Bis ca. 1970 reproduzierten Madonnari einfache Bilder mit groben Materialien. Der zweite Weltkrieg verringerte tragisch die Zahl dieser reisenden Künstler. Die letzten dreißig Jahre haben nicht nur eine Wiederbelebung, sondern eine wahre Explosion dieser Kunstform ausgelöst. Junge Künstler und Kunststudenten weltweit - vor allem in Amerika und Italien - fingen an, auf die Straßen zu gehen und brachten neue Ideen, Techniken und Begeisterung für diese schon fast verlorene Kunstform. Die Zeiten von Tafelkreide und Holzkohle waren vorbei. Die Bilder wurden jetzt mit selbst hergestellten Pastellen gemalt und wiesen bereits hohe Qualitäten auf. Die Künstler begannen mit Blattgold, silberner Farbe, farbigem Sand, Glas und auch Vogelfedern zu experimentieren. Die Motive dieser "neuen Straßenmalerei" - längst nicht mehr beschränkt auf reine Madonnendarstellungen - waren Kopien von alten Meistern. Bilder von Rembrandt, Michelangelo, Dürer, Raphael,Caravaggio und vieler anderer Meister schmückten jetzt die Straßen und Piazzas Italiens.

Mit enormem Stolz und dem neu gewonnenen Respekt für ihre Arbeit fingen diese jungen Maler an, ihr Publikum mit immer schwierigeren Bildkompositionen herauszufordern. Häufig brauchten sie für ein Bild Tage und Wochen. Um dem allgemeinen Wunsch nach grösseren und handwerklich besseren Bildern nachzukommen, kam die Idee auf, bewegliche Malunterlagen zu verwenden. Anfangs wurde dickes Papier verwendet. So waren die Straßenmaler in der Lage, bei schlechtem Wetter ihr Bild mitzunehmen.
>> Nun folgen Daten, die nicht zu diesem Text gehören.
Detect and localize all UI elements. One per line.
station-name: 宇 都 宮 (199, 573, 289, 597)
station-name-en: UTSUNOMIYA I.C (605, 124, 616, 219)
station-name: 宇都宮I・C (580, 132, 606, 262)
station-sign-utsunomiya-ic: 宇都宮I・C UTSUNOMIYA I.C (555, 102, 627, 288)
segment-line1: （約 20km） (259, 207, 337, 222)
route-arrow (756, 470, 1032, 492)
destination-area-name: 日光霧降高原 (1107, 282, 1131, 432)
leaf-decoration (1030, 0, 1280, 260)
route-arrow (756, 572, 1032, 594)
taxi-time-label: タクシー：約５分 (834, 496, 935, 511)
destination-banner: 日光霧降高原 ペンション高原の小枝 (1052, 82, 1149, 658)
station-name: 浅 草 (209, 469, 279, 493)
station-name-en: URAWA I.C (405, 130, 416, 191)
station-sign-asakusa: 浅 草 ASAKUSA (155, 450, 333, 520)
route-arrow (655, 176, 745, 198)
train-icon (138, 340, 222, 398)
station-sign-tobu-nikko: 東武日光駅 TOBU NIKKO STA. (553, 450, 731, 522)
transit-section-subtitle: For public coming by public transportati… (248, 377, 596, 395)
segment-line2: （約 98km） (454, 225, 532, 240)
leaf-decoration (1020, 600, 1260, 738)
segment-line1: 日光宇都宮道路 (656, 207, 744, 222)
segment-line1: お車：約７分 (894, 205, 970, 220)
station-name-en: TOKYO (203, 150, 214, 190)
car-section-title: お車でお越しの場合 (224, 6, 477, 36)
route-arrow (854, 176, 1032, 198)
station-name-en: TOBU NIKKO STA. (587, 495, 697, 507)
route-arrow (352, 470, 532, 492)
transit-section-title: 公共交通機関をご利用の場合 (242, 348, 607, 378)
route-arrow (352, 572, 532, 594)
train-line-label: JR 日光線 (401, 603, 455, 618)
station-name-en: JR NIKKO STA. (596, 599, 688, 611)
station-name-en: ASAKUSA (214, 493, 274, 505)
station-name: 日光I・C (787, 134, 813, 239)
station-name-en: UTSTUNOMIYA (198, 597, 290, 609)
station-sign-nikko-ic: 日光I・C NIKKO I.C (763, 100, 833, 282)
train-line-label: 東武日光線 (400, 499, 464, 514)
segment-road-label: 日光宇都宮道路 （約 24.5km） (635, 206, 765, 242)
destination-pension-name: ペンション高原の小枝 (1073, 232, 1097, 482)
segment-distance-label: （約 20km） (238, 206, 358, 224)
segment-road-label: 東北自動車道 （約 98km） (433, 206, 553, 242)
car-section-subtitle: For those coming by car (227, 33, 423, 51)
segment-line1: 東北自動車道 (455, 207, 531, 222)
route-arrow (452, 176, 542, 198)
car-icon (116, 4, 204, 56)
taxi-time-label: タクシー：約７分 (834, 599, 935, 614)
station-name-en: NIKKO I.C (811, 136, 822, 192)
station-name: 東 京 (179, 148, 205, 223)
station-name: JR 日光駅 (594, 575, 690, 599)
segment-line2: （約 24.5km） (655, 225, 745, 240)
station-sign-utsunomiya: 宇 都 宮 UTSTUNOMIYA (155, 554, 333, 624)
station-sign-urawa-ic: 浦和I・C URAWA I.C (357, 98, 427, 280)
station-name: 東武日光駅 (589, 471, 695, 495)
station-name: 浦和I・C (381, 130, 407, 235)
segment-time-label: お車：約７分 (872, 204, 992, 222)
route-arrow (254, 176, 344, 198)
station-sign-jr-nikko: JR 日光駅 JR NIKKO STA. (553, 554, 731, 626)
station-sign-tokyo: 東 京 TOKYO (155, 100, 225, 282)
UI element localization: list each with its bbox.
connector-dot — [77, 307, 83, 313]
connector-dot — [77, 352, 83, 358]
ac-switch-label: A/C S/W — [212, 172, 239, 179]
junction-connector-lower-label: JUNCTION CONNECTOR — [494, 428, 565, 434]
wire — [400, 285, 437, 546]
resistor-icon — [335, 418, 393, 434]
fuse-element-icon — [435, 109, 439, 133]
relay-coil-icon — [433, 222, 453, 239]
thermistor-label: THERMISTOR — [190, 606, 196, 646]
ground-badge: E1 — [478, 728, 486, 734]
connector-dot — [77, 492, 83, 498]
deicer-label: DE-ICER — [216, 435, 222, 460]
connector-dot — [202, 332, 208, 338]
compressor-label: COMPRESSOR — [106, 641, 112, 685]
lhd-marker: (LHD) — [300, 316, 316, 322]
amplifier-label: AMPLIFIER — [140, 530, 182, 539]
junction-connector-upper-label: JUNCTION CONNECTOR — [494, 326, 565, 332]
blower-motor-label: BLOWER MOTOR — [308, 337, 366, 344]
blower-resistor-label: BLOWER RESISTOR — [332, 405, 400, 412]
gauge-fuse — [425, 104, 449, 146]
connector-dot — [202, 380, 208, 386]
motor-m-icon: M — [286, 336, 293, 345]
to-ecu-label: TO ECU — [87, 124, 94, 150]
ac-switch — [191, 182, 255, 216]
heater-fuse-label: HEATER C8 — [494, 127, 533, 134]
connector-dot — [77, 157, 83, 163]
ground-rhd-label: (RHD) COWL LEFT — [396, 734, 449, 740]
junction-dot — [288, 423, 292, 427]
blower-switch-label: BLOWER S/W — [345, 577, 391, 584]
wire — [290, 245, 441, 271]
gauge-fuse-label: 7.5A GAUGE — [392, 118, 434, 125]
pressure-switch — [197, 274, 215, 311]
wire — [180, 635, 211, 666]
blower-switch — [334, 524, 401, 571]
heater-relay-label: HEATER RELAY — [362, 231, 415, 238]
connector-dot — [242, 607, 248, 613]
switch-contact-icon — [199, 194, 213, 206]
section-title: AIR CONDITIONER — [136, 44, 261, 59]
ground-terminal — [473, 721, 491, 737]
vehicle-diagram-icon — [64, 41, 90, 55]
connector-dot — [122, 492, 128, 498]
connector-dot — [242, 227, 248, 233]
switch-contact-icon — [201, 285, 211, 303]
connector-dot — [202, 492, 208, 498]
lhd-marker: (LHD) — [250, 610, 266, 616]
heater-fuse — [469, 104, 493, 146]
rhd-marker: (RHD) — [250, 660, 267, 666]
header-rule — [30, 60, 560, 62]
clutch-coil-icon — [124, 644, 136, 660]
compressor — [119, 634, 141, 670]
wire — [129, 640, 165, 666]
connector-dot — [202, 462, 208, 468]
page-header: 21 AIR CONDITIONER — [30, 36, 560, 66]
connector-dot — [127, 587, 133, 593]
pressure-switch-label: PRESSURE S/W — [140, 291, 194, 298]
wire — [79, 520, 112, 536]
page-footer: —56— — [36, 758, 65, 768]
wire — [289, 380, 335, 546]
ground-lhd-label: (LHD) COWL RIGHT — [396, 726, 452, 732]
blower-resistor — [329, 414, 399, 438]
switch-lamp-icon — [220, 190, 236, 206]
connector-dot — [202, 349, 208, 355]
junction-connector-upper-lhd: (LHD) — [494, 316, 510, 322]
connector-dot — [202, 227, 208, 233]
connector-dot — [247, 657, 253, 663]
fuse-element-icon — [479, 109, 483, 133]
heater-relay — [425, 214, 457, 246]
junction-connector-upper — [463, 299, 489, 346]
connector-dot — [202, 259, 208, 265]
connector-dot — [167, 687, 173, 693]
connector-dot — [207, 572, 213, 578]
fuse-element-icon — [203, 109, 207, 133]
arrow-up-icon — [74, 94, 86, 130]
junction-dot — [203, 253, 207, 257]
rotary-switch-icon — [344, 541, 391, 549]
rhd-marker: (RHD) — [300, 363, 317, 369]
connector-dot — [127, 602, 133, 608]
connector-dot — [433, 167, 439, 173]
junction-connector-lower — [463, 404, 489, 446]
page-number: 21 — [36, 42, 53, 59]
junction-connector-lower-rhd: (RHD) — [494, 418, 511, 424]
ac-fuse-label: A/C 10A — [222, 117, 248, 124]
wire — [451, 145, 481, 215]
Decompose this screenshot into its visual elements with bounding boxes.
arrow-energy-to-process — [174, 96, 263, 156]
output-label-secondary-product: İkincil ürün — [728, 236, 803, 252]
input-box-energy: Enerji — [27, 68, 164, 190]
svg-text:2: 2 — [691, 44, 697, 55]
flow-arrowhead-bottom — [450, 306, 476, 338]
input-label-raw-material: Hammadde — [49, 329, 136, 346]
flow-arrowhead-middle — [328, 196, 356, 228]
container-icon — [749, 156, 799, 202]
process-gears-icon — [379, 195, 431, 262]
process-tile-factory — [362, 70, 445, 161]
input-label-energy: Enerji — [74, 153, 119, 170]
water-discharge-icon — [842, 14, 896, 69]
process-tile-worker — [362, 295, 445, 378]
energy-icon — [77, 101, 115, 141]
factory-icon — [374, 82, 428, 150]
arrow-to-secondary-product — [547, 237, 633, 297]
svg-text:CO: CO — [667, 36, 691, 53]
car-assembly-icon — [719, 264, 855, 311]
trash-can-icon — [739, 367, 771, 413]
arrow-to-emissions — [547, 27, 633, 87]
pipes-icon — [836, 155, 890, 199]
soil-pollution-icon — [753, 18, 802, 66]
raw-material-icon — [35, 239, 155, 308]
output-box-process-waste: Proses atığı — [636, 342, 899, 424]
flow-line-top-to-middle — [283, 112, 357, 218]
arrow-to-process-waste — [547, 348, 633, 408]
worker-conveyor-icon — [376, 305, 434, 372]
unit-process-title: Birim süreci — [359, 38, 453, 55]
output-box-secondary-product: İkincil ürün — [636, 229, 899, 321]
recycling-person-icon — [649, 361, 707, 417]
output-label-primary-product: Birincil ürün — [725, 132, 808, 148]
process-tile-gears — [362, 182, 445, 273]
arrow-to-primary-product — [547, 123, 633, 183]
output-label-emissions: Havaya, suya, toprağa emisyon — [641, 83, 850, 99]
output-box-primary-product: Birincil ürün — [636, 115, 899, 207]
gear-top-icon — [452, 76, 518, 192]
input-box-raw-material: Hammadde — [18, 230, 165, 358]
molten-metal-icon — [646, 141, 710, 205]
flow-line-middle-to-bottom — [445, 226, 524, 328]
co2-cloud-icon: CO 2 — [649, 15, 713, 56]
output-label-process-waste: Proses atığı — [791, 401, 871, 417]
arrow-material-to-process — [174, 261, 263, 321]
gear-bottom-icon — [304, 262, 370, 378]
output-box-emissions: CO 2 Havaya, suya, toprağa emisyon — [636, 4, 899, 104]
Später ersetzte vorbereitetes Segeltuch oder Leinwand die Papierunterlage. Die Madonnari bekamen jetzt Angebote von den Passanten, ihre Arbeit zu kaufen oder ein spezielles, beauftragtes Motiv zu malen. Das Arbeiten auf Segeltuch hatte Vorteile gegenüber Papier. Die Bilder wurden dauerhaft und absatzfähig.

1972 schuf die kleine Gemeinde Grazie di Curtatone in Norditalien den ersten internationalen Straßenmaler-Wettbewerb. Das Anliegen dieses Festivals war es, die Arbeit von denen zu honorieren und zu veröffentlichen, die als die letzten Vertreter dieser traditionellen Kunst galten. Die ältesten dieser Maler waren über 90 Jahre alt. Mit jedem Jahr kamen jüngere Maler und das Festival wurde immer grösser. Immer mehr Publikum wurde von diesem Spektakel angezogen. Damit hätten seine Gründer nie gerechnet. Das Fest ist bis heute populär geblieben und ist ein Beispiel für Veranstaltungen dieser Art in der ganzen Welt.